Я прошел всю британскую систему образования, изучающую литературу, кульминацией которой стал три года чтения английского языка в Оксфорде, и они никогда не рассказывали мне о чем -то столь же основной, как о важности точки зрения в художественной литературе!
Зрелище заполнило северное небо; Неподражаность его едва ли была понятна. Как будто с самого небес, великие занавески тонкого света висели и дрожат. Бледно-зеленый и розовый розовый, и такой же прозрачный, как самая хрупкая ткань, и на нижнем краю глубокий огненный малиновый, как пожары ада, они качались и свободно мерцали с большей грацией, чем самая умелая танцовщица.
Мы все подчиняемся судьбам. Но мы все должны вести себя так, как будто мы не являемся, или умереть от отчаяния ... Смерть простирается по всем мирам; Это будет триумф отчаяния, навсегда. Вселенные станут не чем иным, как взаимосвязанными машинами, слепыми и пустыми мысли, чувства, жизни ...
Вы знаете, как неловко упомянуть добро и зло в научной лаборатории? У вас есть идея? Одна из причин, по которой я стал ученым, было не думать о таких вещах.
Никто не имеет права жить, не будучи шокированным.
Для меня история имеет особый спрайт, как ангел духа этой истории - и моя работа - уделять внимание тому, что он хочет делать. Когда я рассказываю историю Золушки, спрайт не хочет, чтобы я превратился в аллегорию падения коммунизма. Спрайт был бы несчастным, если бы я это сделал.
Сделайте это золотым правилом, эквивалентом клятвы Гиппократа: все, что мы просим ребенка сделать, стоит сделать.
... Его лицо носило выражение, которое смешанное надменное презрение с нежной, горячей симпатией, как будто он бы любил все, если бы только его природа позволил ему забыть их недостатки.
Господи, если бы я думал, что ты слушаешь, я бы молюсь за все, прежде всего: что любая церковь, установленная во твоем имени, должна оставаться бедной, бессильной и скромной. Что это не должно иметь никакого авторитета, кроме власти любви. Что это никогда не должно никого изгнать. Что он не должен владеть имуществом и не составлять никаких законов. Что это не должно осуждать, но только прощать.
Когда дело доходит до рассказывания детей, им не нужен простой язык. Им нужен красивый язык.
Дело в том, что в том, где Уилл обеспокоен, она развивала новый вид смысла, как будто он был просто в центре внимания, чем кто -либо, кого она знала раньше. Все в нем было ясным, близким и непосредственным.
Я сказал ему, что собираюсь предать вас и предать Лиру, и он поверил мне, потому что я был коррумпирован и полна зла; Он выглядел так глубоко, что я был уверен, что увидит правду. Но я слишком хорошо лгал. Я лежал с каждым нервом и клетчаткой и всем, что я когда -либо делал ... Я хотел, чтобы он не нашел во мне хорошего, а он этого не сделал. Нет.
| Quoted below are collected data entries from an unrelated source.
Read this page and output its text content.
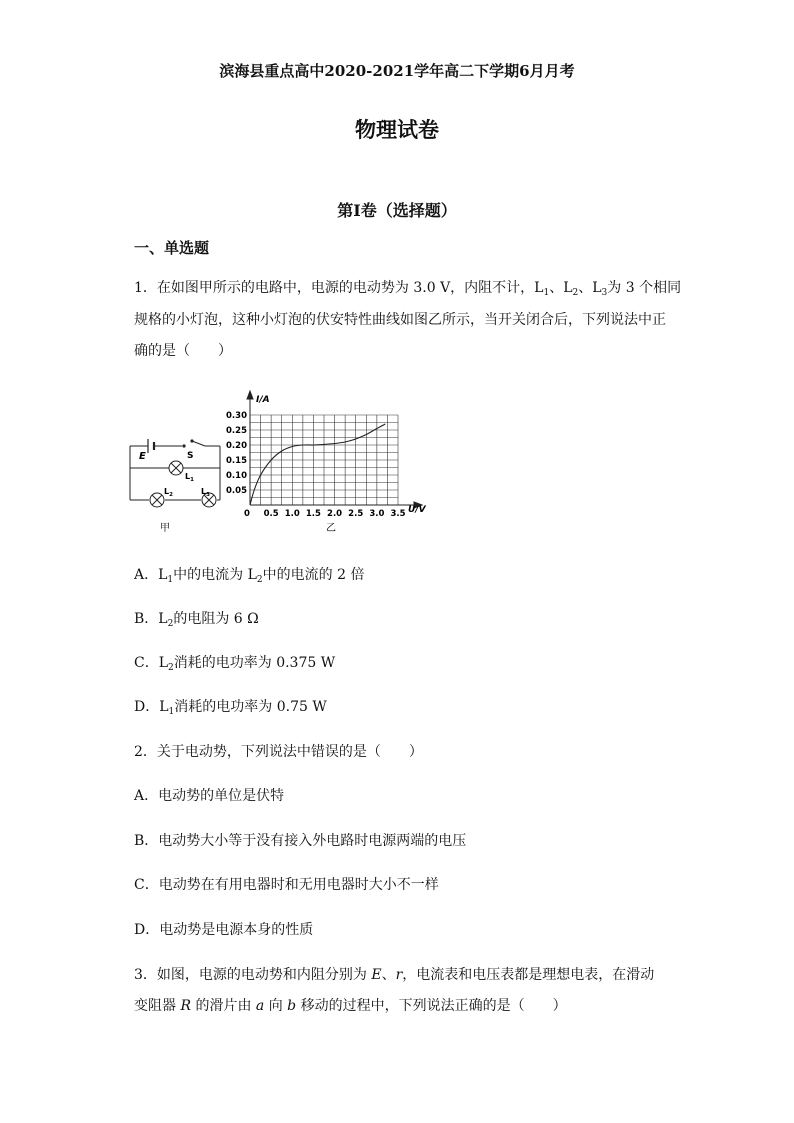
滨海县重点高中2020-2021学年高二下学期6月月考
物理试卷
第Ⅰ卷（选择题）
一、单选题
1．在如图甲所示的电路中，电源的电动势为 3.0 V，内阻不计，$L_1$、$L_2$、$L_3$为 3 个相同
规格的小灯泡，这种小灯泡的伏安特性曲线如图乙所示，当开关闭合后，下列说法中正
确的是（　　）
E	S
$L_1$
$L_2$	$L_3$
甲
0 0.5 1.0 1.5 2.0 2.5 3.0 3.5
0.05
0.10
0.15
0.20
0.25
0.30
I/A
U/V
乙
A．$L_1$中的电流为 $L_2$中的电流的 2 倍
B．$L_2$的电阻为 6 Ω
C．$L_2$消耗的电功率为 0.375 W
D．$L_1$消耗的电功率为 0.75 W
2．关于电动势，下列说法中错误的是（　　）
A．电动势的单位是伏特
B．电动势大小等于没有接入外电路时电源两端的电压
C．电动势在有用电器时和无用电器时大小不一样
D．电动势是电源本身的性质
3．如图，电源的电动势和内阻分别为 E、r，电流表和电压表都是理想电表，在滑动
变阻器 R 的滑片由 a 向 b 移动的过程中，下列说法正确的是（　　）
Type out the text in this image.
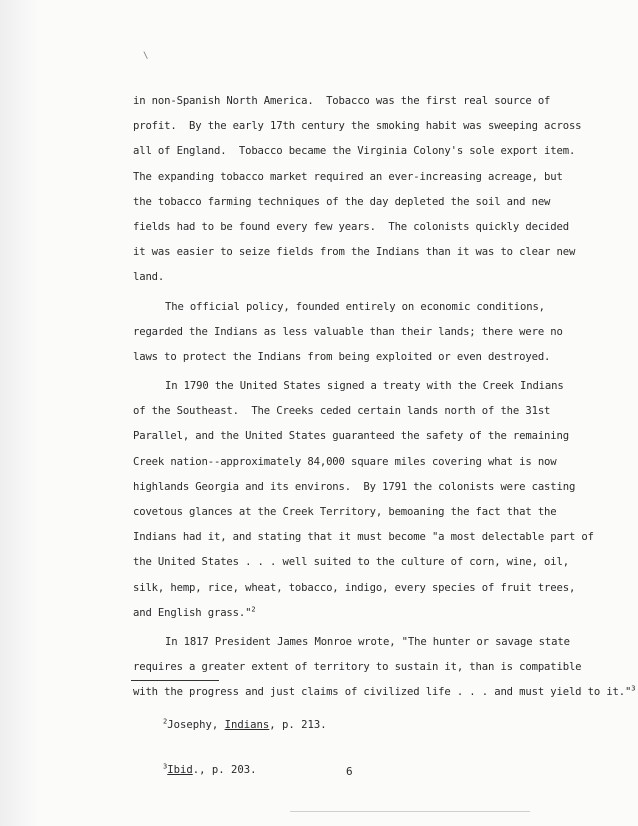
\
in non-Spanish North America.  Tobacco was the first real source of
profit.  By the early 17th century the smoking habit was sweeping across
all of England.  Tobacco became the Virginia Colony's sole export item.
The expanding tobacco market required an ever-increasing acreage, but
the tobacco farming techniques of the day depleted the soil and new
fields had to be found every few years.  The colonists quickly decided
it was easier to seize fields from the Indians than it was to clear new
land.
The official policy, founded entirely on economic conditions,
regarded the Indians as less valuable than their lands; there were no
laws to protect the Indians from being exploited or even destroyed.
In 1790 the United States signed a treaty with the Creek Indians
of the Southeast.  The Creeks ceded certain lands north of the 31st
Parallel, and the United States guaranteed the safety of the remaining
Creek nation--approximately 84,000 square miles covering what is now
highlands Georgia and its environs.  By 1791 the colonists were casting
covetous glances at the Creek Territory, bemoaning the fact that the
Indians had it, and stating that it must become "a most delectable part of
the United States . . . well suited to the culture of corn, wine, oil,
silk, hemp, rice, wheat, tobacco, indigo, every species of fruit trees,
and English grass."$^2$
In 1817 President James Monroe wrote, "The hunter or savage state
requires a greater extent of territory to sustain it, than is compatible
with the progress and just claims of civilized life . . . and must yield to it."$^3$

$^2$Josephy, Indians, p. 213.

$^3$Ibid., p. 203.

	6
Сказка находится в постоянном состоянии становления и изменения. Чтобы оставить одну версию или один перевод, - это поставить Робин Редбрэст в клетку.
Она спросила: что он? Друг или враг? Алетиометр ответил: он убийца. Когда она увидела ответ, она сразу расслабилась. Он мог найти еду и показать ей, как добраться до Оксфорда, и это были полезные силы, но он все еще мог быть ненадежным или трусливым. Убийца был достойным компаньоном. Она чувствовала себя так же в безопасности с ним, как и с Иореком Бирнисоном, бронированным медведем.
Мне кажется,-сказал Ли, чувствуя слова,-кажется, мне, где вы боретесь с жестокостью,-это то, где вы его найдете, и место, где вы оказываете помощь,-это то, где вы видите необходимым.
Христианская религия - очень сильная и убедительная ошибка.
... когда все открытия были закрыты, тогда все мира будут восстановлены в своих правильных отношениях друг с другом, Лирас Оксфорд и Уиллс снова будет лежать друг на друга, как прозрачные изображения на двух листах фильма, которые будут сдвинуты ближе и ближе, пока Они объединят, что никогда не будут по -настоящему трогать.